Here is where I come for hope. Not that I don't find out details about the terrible things that the Greenies are doing or the Pharma Assault on our basic being, but that there is push-back. There are real people who are saying "Enough!" and doing something about it en masse, even if they are on the other side of the Pond right now. The first impetus was from Canada's Own Truckers and there's reasonable hope that Canada and the US will pick up the torch again, and hopefully before the Election down south turns into a shooting war.
Thank you, Elizabeth, for all you are doing for us.
Why farmers? What is it about people who work the land for a living taking all the risks nature can throw at them, figuring out solutions daily independently to be successful? The term "Populism" according to Thomas Frank in "The People, NO" originated in 1891 when US farmers banded together to counter the elite actions of the time which left farmers poor as elites became wealthy from food production. Today, the elites claim farmers are the cause of every imagined climate and geopolitical crisis when in fact it is the elites' policies.

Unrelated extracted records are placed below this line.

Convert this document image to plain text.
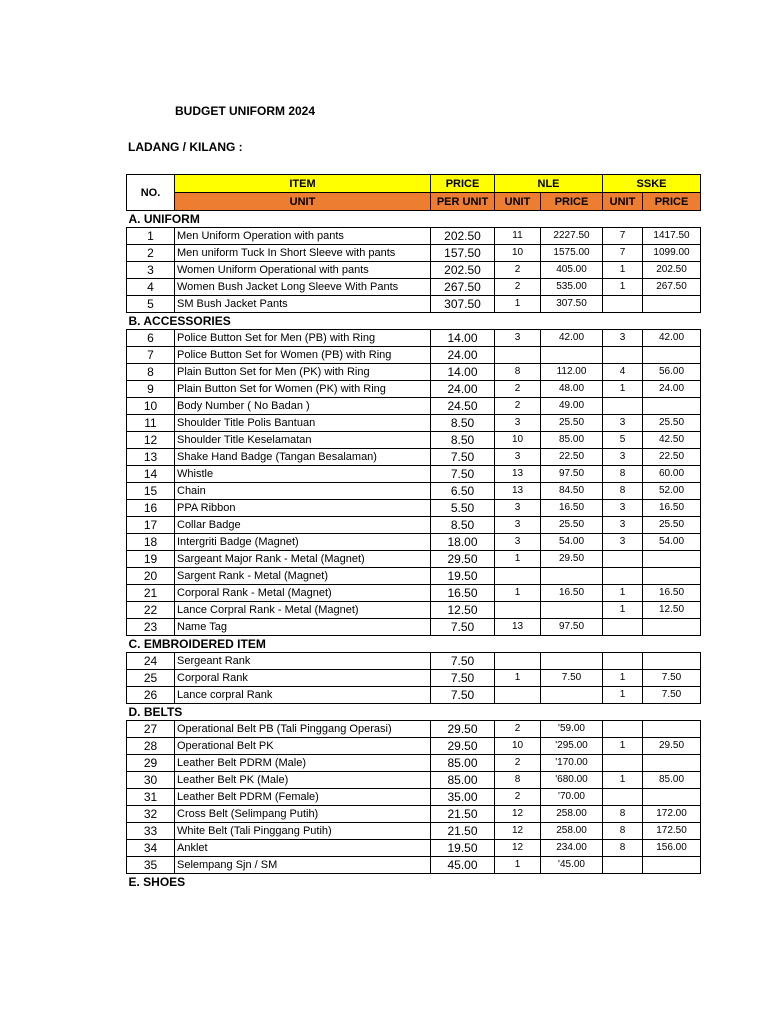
BUDGET UNIFORM 2024
LADANG / KILANG :
NO.	ITEM	PRICE	NLE		SSKE	
	UNIT	PER UNIT	UNIT	PRICE	UNIT	PRICE
A. UNIFORM						
1	Men Uniform Operation with pants	202.50	11	2227.50	7	1417.50
2	Men uniform Tuck In Short Sleeve with pants	157.50	10	1575.00	7	1099.00
3	Women Uniform Operational with pants	202.50	2	405.00	1	202.50
4	Women Bush Jacket Long Sleeve With Pants	267.50	2	535.00	1	267.50
5	SM Bush Jacket Pants	307.50	1	307.50		
B. ACCESSORIES						
6	Police Button Set for Men (PB) with Ring	14.00	3	42.00	3	42.00
7	Police Button Set for Women (PB) with Ring	24.00				
8	Plain Button Set for Men (PK) with Ring	14.00	8	112.00	4	56.00
9	Plain Button Set for Women (PK) with Ring	24.00	2	48.00	1	24.00
10	Body Number ( No Badan )	24.50	2	49.00		
11	Shoulder Title Polis Bantuan	8.50	3	25.50	3	25.50
12	Shoulder Title Keselamatan	8.50	10	85.00	5	42.50
13	Shake Hand Badge (Tangan Besalaman)	7.50	3	22.50	3	22.50
14	Whistle	7.50	13	97.50	8	60.00
15	Chain	6.50	13	84.50	8	52.00
16	PPA Ribbon	5.50	3	16.50	3	16.50
17	Collar Badge	8.50	3	25.50	3	25.50
18	Intergriti Badge (Magnet)	18.00	3	54.00	3	54.00
19	Sargeant Major Rank - Metal (Magnet)	29.50	1	29.50		
20	Sargent Rank - Metal (Magnet)	19.50				
21	Corporal Rank - Metal (Magnet)	16.50	1	16.50	1	16.50
22	Lance Corpral Rank - Metal (Magnet)	12.50			1	12.50
23	Name Tag	7.50	13	97.50		
C. EMBROIDERED ITEM						
24	Sergeant Rank	7.50				
25	Corporal Rank	7.50	1	7.50	1	7.50
26	Lance corpral Rank	7.50			1	7.50
D. BELTS						
27	Operational Belt PB (Tali Pinggang Operasi)	29.50	2	'59.00		
28	Operational Belt PK	29.50	10	'295.00	1	29.50
29	Leather Belt PDRM (Male)	85.00	2	'170.00		
30	Leather Belt PK (Male)	85.00	8	'680.00	1	85.00
31	Leather Belt PDRM (Female)	35.00	2	'70.00		
32	Cross Belt (Selimpang Putih)	21.50	12	258.00	8	172.00
33	White Belt (Tali Pinggang Putih)	21.50	12	258.00	8	172.50
34	Anklet	19.50	12	234.00	8	156.00
35	Selempang Sjn / SM	45.00	1	'45.00		
E. SHOES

My experience living in rural America is that farmers have one thing in common, they live by the truths they give to others. They honor their commitments but demand fairness in return. Very basic stuff but they do the everyday without written contracts to counterparties. They are the basis of Common Law to which they are attuned. They form the base character of any nation with that character diminishing with the increasing height someone in society operates up the social ladder.
Farmers are deemed crude because they work with their hands batting the elements. They are deemed unsophisticated in their thinking but they have the most connected but unarticulated basic understanding of human interaction and fairness on which they daily rely. They act on truth and fairness every day with actions speaking louder, having greater influence, than words. That is why farmers are the base of any country's character and rarely recognized by the rest of us not so connected by our daily lives.
Understanding the value of each service on which society depends is increasingly lost in direct proportion to how large government becomes with its multitude of hangers-on. Schaller and Waldman just released "White Rural Rage". Their description of rural America reeks of the self-important bias elites hold for average people. https://www.msn.com/en-us/news/opinion/msnbc-segment-calling-white-rural-voters-most-racist-in-the-country-raises-eyebrows/ar-BB1jaQNl Paul Krugman has stated that all of society's value is created in cities. An interesting perspective for a world famous economist (in his own rarified circle) when everything on which cities rely are grown and manufactured in rural America. The ingenuity to produce does not come from cities but from individuals who have hands-on experience with production who continuously find better means towards faster, better and cheaper. Without producers, cities would collapse within hours.
Populism is being described as "White Rural Rage" when in fact what the elites are hearing is the long unarticulated set of basic values in the US Constitution which was created by farmers in 1789.